Let’s illustrate the need for a self join with an example. Suppose we have the following table called emp_location, with both the employee name and their location:

employee
employee_name employee_location
Joe New York
Sunil India
Alex Russia
Albert Canada
Jack New York

Now, suppose we want to find out which employees are from the same location as the employee named Joe. What we could do is write a nested SQL query (basically a query within another query) like this:

SELECT employee_name
FROM employee
WHERE employee_location in
( SELECT employee_location
FROM employee
WHERE employee_name = "Joe")
              

A nested subquery for such a simple question is inefficient. Is there a more efficient and elegant solution to this problem?
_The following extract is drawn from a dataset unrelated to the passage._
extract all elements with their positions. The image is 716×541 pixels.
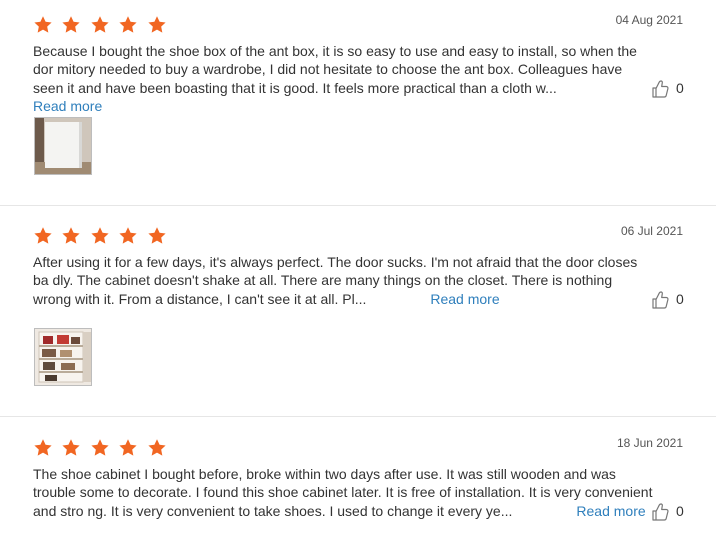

It turns out that there is – we can use something called a self join. A self join is basically when a join is done on the same table – the best way to think of it is that we have 2 identical copies of the table, and we want to join them based on some predicate. If you need a refresher on join predicates (or just joins in general) then check this link out: Inner vs. Outer joins

Now, the key question is what would be our join predicate in this example? Well, we want to find all the employees who have the same location as Joe – so if we are doing a join we would want to make sure that the location is the same and that the employee name is Joe. So, our join predicate would be where e1.employee_location = e2.employee_location AND employee_name = "Joe". Note that e1 and e2 will represnt the 2 employee tables that we are doing a self join on. Now, here is what the SQL for a self join would look like to solve this problem:

SELECT e1.employee_name
FROM employee e1, employee e2
WHERE e1.employee_location = e2.employee_location
AND e2.employee_name="Joe";

This query will return the names Joe and Jack – since Jack is the only other person who lives in New York like Joe.

Generally, queries that refer to the same table can be greatly simplified by re-writing the queries as self joins. And, there is definitely a performance benefit for this as well.